In the event of large-scale disasters including Nankai megathrust earthquakes and earthquakes in the greater Tokyo area, it is required to secure necessary trunk line cargo transportation soon after an earthquake and to quickly secure the requisite minimum transportation of key emergency supplies for recovery and reconstruction. In addition, the interaction of earthquakes, tsunamis, and high waves with the ground might cause coastal disasters, so it is necessary to reduce such risks.

Therefore, the themes of this research cover research and development which simultaneously achieves the two goals of improving earthquake resistance and reducing construction costs. These two goals can be achieved through diagnosis and performance verification of earthquake-resistance of facilities which address the properties of long-period and long-duration earthquake ground motion, which is expected to occur during a subduction-zone megathrust earthquake, as well as the properties of earthquake ground motion caused by local ground characteristics.

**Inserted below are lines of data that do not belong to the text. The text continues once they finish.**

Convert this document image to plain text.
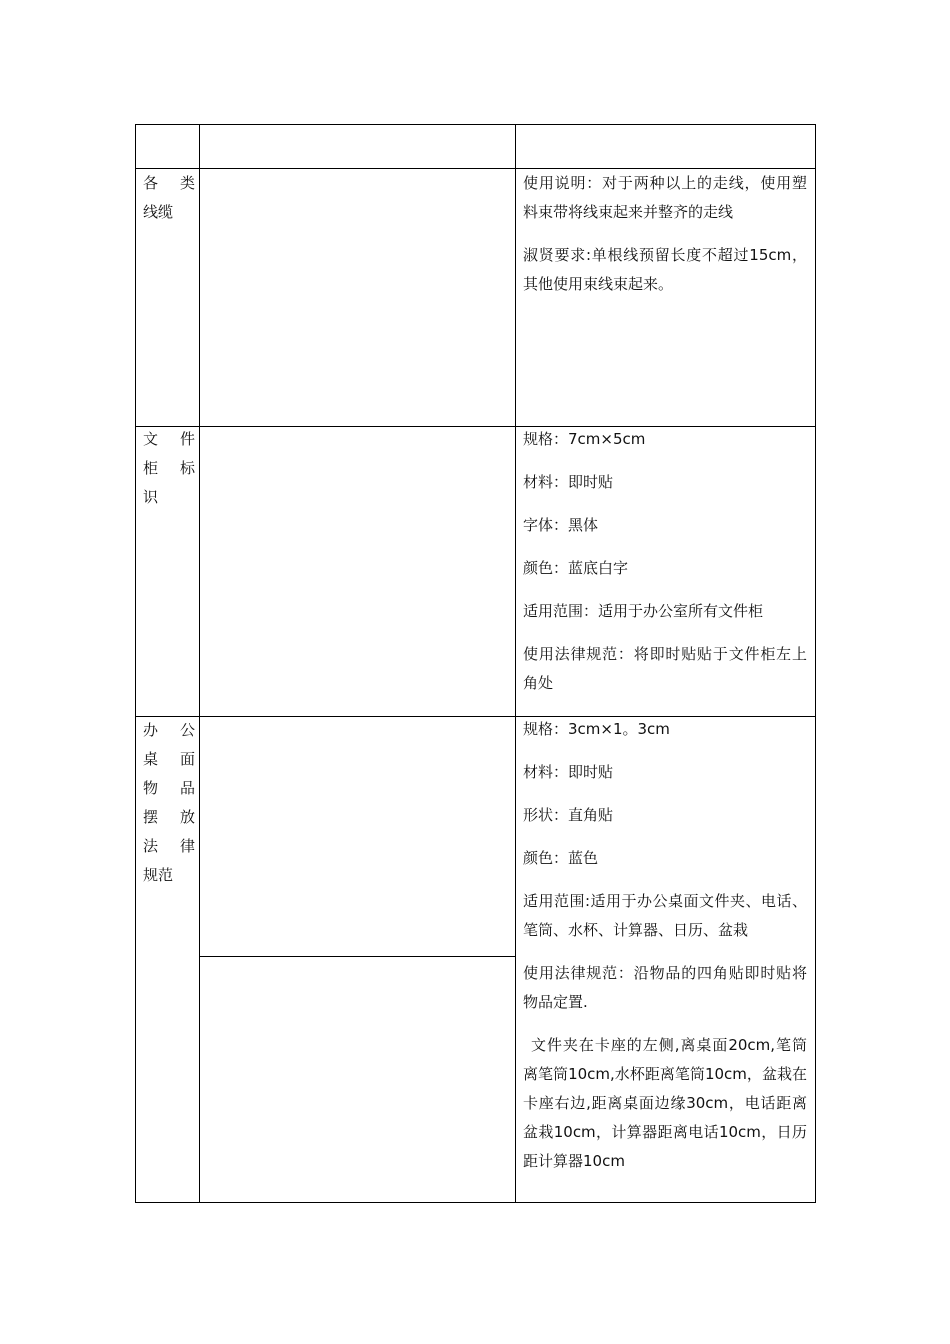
各 类
线缆

使用说明：对于两种以上的走线，使用塑料束带将线束起来并整齐的走线

淑贤要求:单根线预留长度不超过15cm，其他使用束线束起来。

文 件
柜 标
识

规格：7cm×5cm

材料：即时贴

字体：黑体

颜色：蓝底白字

适用范围：适用于办公室所有文件柜

使用法律规范：将即时贴贴于文件柜左上角处

办 公
桌 面
物 品
摆 放
法 律
规范

规格：3cm×1。3cm

材料：即时贴

形状：直角贴

颜色：蓝色

适用范围:适用于办公桌面文件夹、电话、笔筒、水杯、计算器、日历、盆栽

使用法律规范：沿物品的四角贴即时贴将物品定置.

文件夹在卡座的左侧,离桌面20cm,笔筒离笔筒10cm,水杯距离笔筒10cm，盆栽在卡座右边,距离桌面边缘30cm，电话距离盆栽10cm，计算器距离电话10cm，日历距计算器10cm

Research and development are being conducted mainly on methods for investigating and diagnosing earthquake resistance as well as construction methods that improve the resistance of existing facilities with limited design life that were erected during the era of rapid economic growth without disturbing their use.

We obtained 1,900 strong motion earthquake records during the period between January to December 2019. Of those data, the motion recorded at the Port of Soma showed the maximum amplitude with a maximum acceleration of 159 Gal, which was caused by the earthquake (M6.4) that occurred off the coast of Fukushima Prefecture on August 4. As progressive efforts had been made to implement a system that would automatically distribute by email preliminary seismic motion data as they were acquired, preliminary data on the earthquake were transmitted roughly 10 minutes after it occurred. In addition, we collaborated with the MLIT and the Regional Development Bureaus to improve the system, etc. concurrently with the upgrading of strong-motion seismometers.

Concerning the RTK-GNSS-based system called "Berth Surveyor"that was developed in the previous year to swiftly determine the safety of mooring facilities following major earthquakes, we improved its display function and also held discussions with the MLIT and the Regional Development Bureaus on ways for using the system. Information on the system was disseminated to related parties, and its trial implementation was done on site.

We conducted fundamental researches on the issue of the discretization of fault planes, etc., with a view to developing a comprehensive strong-motion prediction method that can not only take into consideration the strong ground motions due to the rupture of asperities in the deeper parts of the fault but can also take into account the effects of shallower slip which was widely recognized after the occurrence of the Kumamoto earthquake.

We evaluated and analyzed the liquefaction behavior of grounds subject to successive earthquake motions or had fine content, and suggested a technique for suppressing the amount of internal ground flow and boiling that would occur with the propagation of liquefied zones.

Concerning offshore wind turbines, we started developing an analytical code for elucidating their behavior when subjected to various external forces including seismic motions, wind, etc. and developing a reliable method for evaluating their seismic performance.

In order to develop a structure that can achieve desired seismic performance at an early stage after a major earthquake, we examined a new method for retrofitting existing pile-supported mooring facilities by installing struts and new piles. In addition, we conducted shake table tests using scale models and analyzed the test results to elucidate the basic characteristics of their behavior during earthquakes and how their seismic performance could be improved.

We conducted stability evaluations and analyses of washout and cavity formation caused by various dynamic external forces resulting from earthquakes, waves, and currents, elucidated their characteristics and mechanisms, and evaluated novel countermeasure technologies that could effectively suppress such washout and cavity formation.

We developed a centrifuge model-based experimental method for studying the rupturing behavior of grounds caused by waves and currents, and examined a method for evaluating the stability of coastal structures against high waves from a geotechnological perspective.